Andre Lindner hat Long Covid Vier Jahre nach der Corona-Infektion: Ein Leben im Nebel

Andre Lindner geht viel mit den Hunden raus. Sie sind ihm Lichtblicke in seiner trüben Gedankenwelt. Foto: privat

Nach einer Corona-Infektion ist Andre Lindner nicht mehr derselbe. Selbst vier Jahre danach leidet der Mann aus Remchingen immer noch an Symptomen von Long Covid.

Diese Dauermüdigkeit. Diese totale Erschöpfung, als hätte er sich ungeübt in einen Marathon gestürzt, obwohl er ja nur einen kleinen Spaziergang machte. Auch Muskel- und Gelenkschmerzen plagen ihn.
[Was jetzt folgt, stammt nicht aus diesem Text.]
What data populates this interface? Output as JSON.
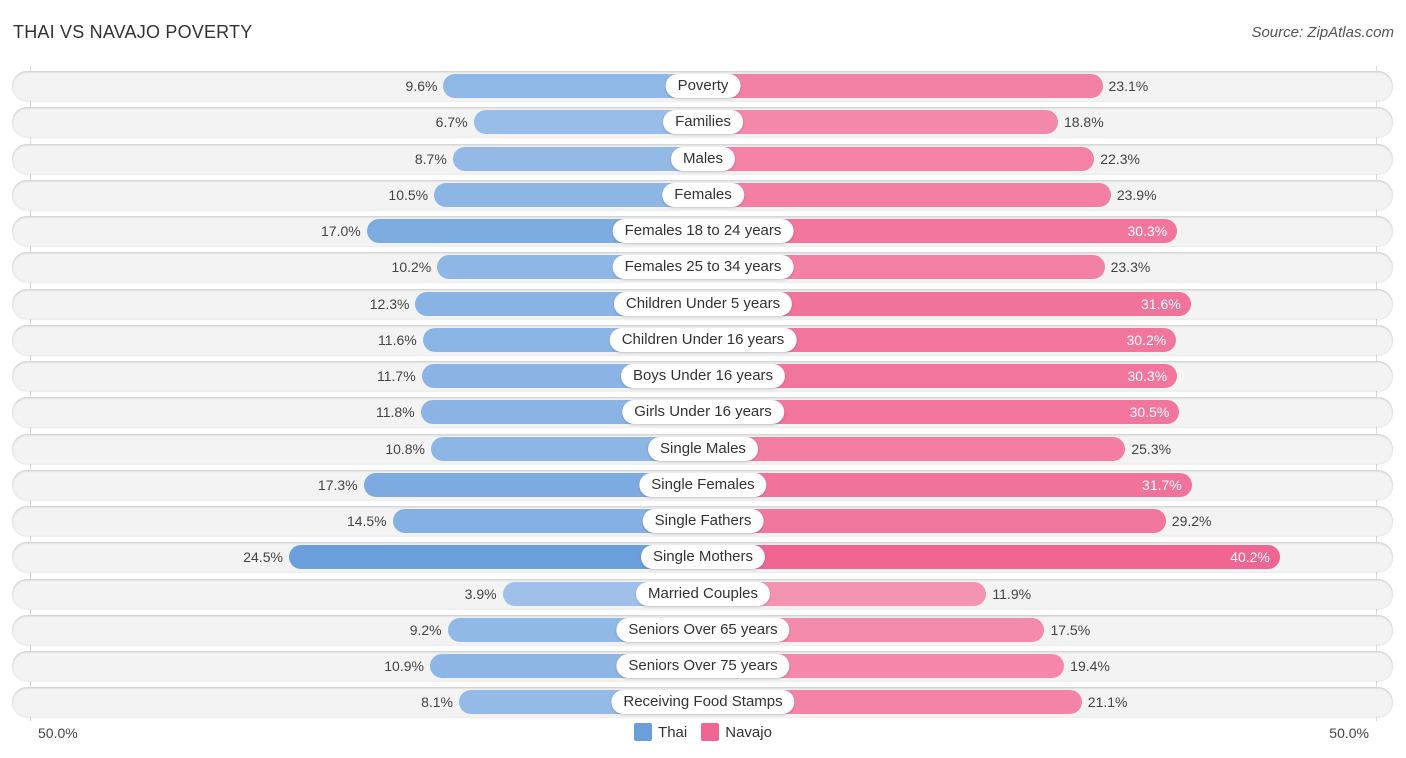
{
  "header": {
    "title": "THAI VS NAVAJO POVERTY",
    "source": "Source: ZipAtlas.com"
  },
  "colors": {
    "thai": "#6a9fdc",
    "thai_light": "#a9c8ec",
    "navajo": "#f06592",
    "navajo_light": "#f7a6c0"
  },
  "chart_data": {
    "type": "bar",
    "orientation": "horizontal-diverging",
    "title": "THAI VS NAVAJO POVERTY",
    "categories": [
      "Poverty",
      "Families",
      "Males",
      "Females",
      "Females 18 to 24 years",
      "Females 25 to 34 years",
      "Children Under 5 years",
      "Children Under 16 years",
      "Boys Under 16 years",
      "Girls Under 16 years",
      "Single Males",
      "Single Females",
      "Single Fathers",
      "Single Mothers",
      "Married Couples",
      "Seniors Over 65 years",
      "Seniors Over 75 years",
      "Receiving Food Stamps"
    ],
    "series": [
      {
        "name": "Thai",
        "values": [
          9.6,
          6.7,
          8.7,
          10.5,
          17.0,
          10.2,
          12.3,
          11.6,
          11.7,
          11.8,
          10.8,
          17.3,
          14.5,
          24.5,
          3.9,
          9.2,
          10.9,
          8.1
        ],
        "labels": [
          "9.6%",
          "6.7%",
          "8.7%",
          "10.5%",
          "17.0%",
          "10.2%",
          "12.3%",
          "11.6%",
          "11.7%",
          "11.8%",
          "10.8%",
          "17.3%",
          "14.5%",
          "24.5%",
          "3.9%",
          "9.2%",
          "10.9%",
          "8.1%"
        ]
      },
      {
        "name": "Navajo",
        "values": [
          23.1,
          18.8,
          22.3,
          23.9,
          30.3,
          23.3,
          31.6,
          30.2,
          30.3,
          30.5,
          25.3,
          31.7,
          29.2,
          40.2,
          11.9,
          17.5,
          19.4,
          21.1
        ],
        "labels": [
          "23.1%",
          "18.8%",
          "22.3%",
          "23.9%",
          "30.3%",
          "23.3%",
          "31.6%",
          "30.2%",
          "30.3%",
          "30.5%",
          "25.3%",
          "31.7%",
          "29.2%",
          "40.2%",
          "11.9%",
          "17.5%",
          "19.4%",
          "21.1%"
        ]
      }
    ],
    "axis": {
      "left_label": "50.0%",
      "right_label": "50.0%",
      "range": [
        0,
        50
      ]
    },
    "legend": {
      "position": "bottom-center",
      "items": [
        "Thai",
        "Navajo"
      ]
    },
    "grid": false
  }
}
Manchmal sind sie so stark, dass er das Gefühl hat, verrückt zu werden.

 

Nach einer Corona-Infektion ist im Leben von Andre Lindner, 51, Leben nichts mehr, wie es mal war. Dabei liegt die Ansteckung schon vier Jahre zurück. Sein Gesundheitszustand sei ein Auf und Ab. „Jeder Wetterumschwung haut mich um. Nur wenn die Temperaturen über einen längeren Zeitraum konstant bleiben, spüre ich eine Verbesserung.“

Wir haben seine Geschichte schon einmal erzählt, das war 2021. Lindners Corona-Infektion lag damals zehn Monate zurück, lange genug eigentlich, um wieder einem normalen Alltag nachzugehen. Doch daran war damals kaum zu denken, Lindner litt an Symptomen, für die Mediziner zwar schon ein Wort gefunden hatten, doch Therapieerfahrungen waren rar.

Experten schätzen, dass zehn bis 15 Prozent aller an Corona Erkrankten mit Langzeitfolgen kämpfen. Die Bundesregierung spricht von einer sechsstelligen Zahl an Long-Covid-Betroffenen. Viele leiden an Erschöpfung, besser bekannt als Fatigue Syndrom, an Atemnot, Konzentrations-, Schlaf- und Angststörungen, an Kopfschmerzen und Schwindel. Auch Andre Lindner geht es so. Bei ihm kommen Symptome wie neurologische Missempfindungen oder Augenprobleme hinzu. „Es gibt kein Happy End bis jetzt“, sagt er und klingt resigniert.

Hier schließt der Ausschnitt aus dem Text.